The NoSQL movement began two years ago, as cloud developers and administrators began seeing how difficult it was to scale databases into the cloud. Jonathan Ellis, Apache Cassandra project management committee chair, said a good rule for deciding whether or not to use NoSQL instead of a relational database is, “If you’re layering memcached on top of MySQL, you’re inventing an ad hoc NoSQL database.”
NoSQL databases are all about scaling to multiple systems, rather than about holding one large database of truth. Ellis said that version 0.6 of Cassandra adds the ability to replace memcached entirely, and to function as its own caching layer.

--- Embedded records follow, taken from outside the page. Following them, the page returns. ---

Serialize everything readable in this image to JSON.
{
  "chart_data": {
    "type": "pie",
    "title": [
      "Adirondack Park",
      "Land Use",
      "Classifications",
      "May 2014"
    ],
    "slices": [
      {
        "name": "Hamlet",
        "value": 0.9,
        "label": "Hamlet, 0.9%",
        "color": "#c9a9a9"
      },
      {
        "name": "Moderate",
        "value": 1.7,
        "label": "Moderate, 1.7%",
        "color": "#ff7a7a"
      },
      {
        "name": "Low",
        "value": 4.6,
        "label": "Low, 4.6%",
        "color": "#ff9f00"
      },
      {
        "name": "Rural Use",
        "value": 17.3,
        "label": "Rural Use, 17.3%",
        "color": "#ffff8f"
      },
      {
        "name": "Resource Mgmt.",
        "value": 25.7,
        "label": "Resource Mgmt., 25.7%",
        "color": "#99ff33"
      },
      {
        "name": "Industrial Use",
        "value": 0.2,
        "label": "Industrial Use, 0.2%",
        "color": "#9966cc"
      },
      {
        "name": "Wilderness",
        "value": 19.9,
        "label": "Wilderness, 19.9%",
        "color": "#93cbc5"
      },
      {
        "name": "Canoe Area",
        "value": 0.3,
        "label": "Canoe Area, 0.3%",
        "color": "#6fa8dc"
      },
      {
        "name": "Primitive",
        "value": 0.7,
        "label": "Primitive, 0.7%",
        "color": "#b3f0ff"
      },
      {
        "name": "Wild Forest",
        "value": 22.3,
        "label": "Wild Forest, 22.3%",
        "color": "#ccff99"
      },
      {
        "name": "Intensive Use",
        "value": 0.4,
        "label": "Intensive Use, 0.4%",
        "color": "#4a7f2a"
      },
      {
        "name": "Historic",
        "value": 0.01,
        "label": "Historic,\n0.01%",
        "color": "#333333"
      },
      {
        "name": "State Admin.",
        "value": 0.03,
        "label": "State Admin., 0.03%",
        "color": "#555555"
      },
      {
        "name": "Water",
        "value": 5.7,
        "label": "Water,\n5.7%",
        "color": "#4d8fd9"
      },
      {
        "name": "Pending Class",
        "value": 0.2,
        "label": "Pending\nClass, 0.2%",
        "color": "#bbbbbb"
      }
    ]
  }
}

Cassandra 0.6 is also playing nice with Hadoop. Performing batch actions on data in Hadoop has traditionally required the use of the Hadoop File System. But the new version of Cassandra supports Hadoop map/reduce, allowing developers and Hadoop users to run their batch jobs directly against data stored in Cassandra.
“This is not saying Cassandra is replacing HDFS, but more that to run queries against Cassandra data, you don’t need it to be in HDFS anymore,” said Ellis.

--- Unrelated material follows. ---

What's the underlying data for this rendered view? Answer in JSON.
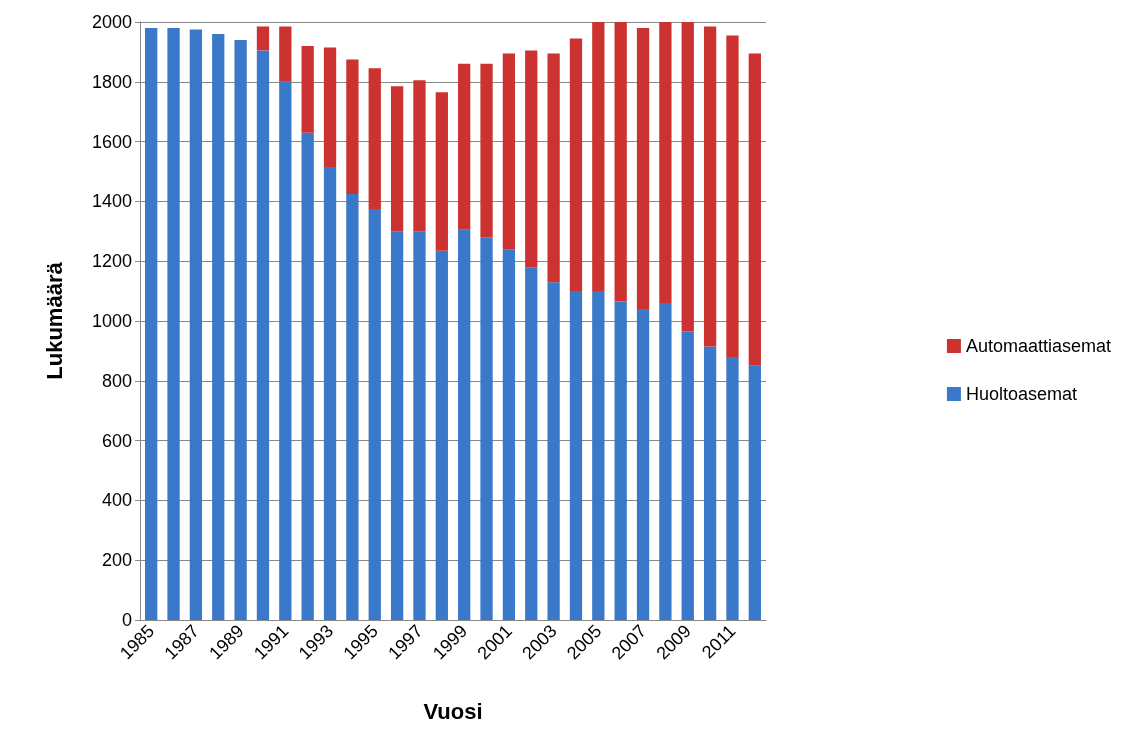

He added that version 0.6 will likely be the last version to maintain backward compatibility with the previous releases. For version 0.7, the Cassandra team plans to open the hood and futz with the underpinnings of the architecture in a manner that will likely break it with past versions.
“Next, we want to do a release that breaks things a little,” said Ellis. “We did 0.4, 0.5 and 0.6, and we were really good at maintaining backward compatibility. But for 0.7, we want to make a few of those low-level technical changes so we can continue to be backward compatible to version 1.0. The row keys have to be strings now, and we need to make those byte arrays. We know we needed to make this change, and now we need to bite the bullet.”
Ping Li, a partner at venture capital firm Accel Partners, said that the NoSQL world is quite interesting and crowded at the moment, and he said the next few years should winnow the field down to a few winners.
“It will be some time before one of them becomes truly horizontal,” he said in evaluating the state of the over two-dozen NoSQL projects out there right now. “I think it’s a fragmented market, but I think if you believe there’s a whole set of applications that are going to be cloud-like, they’re going to be built on this type of database.”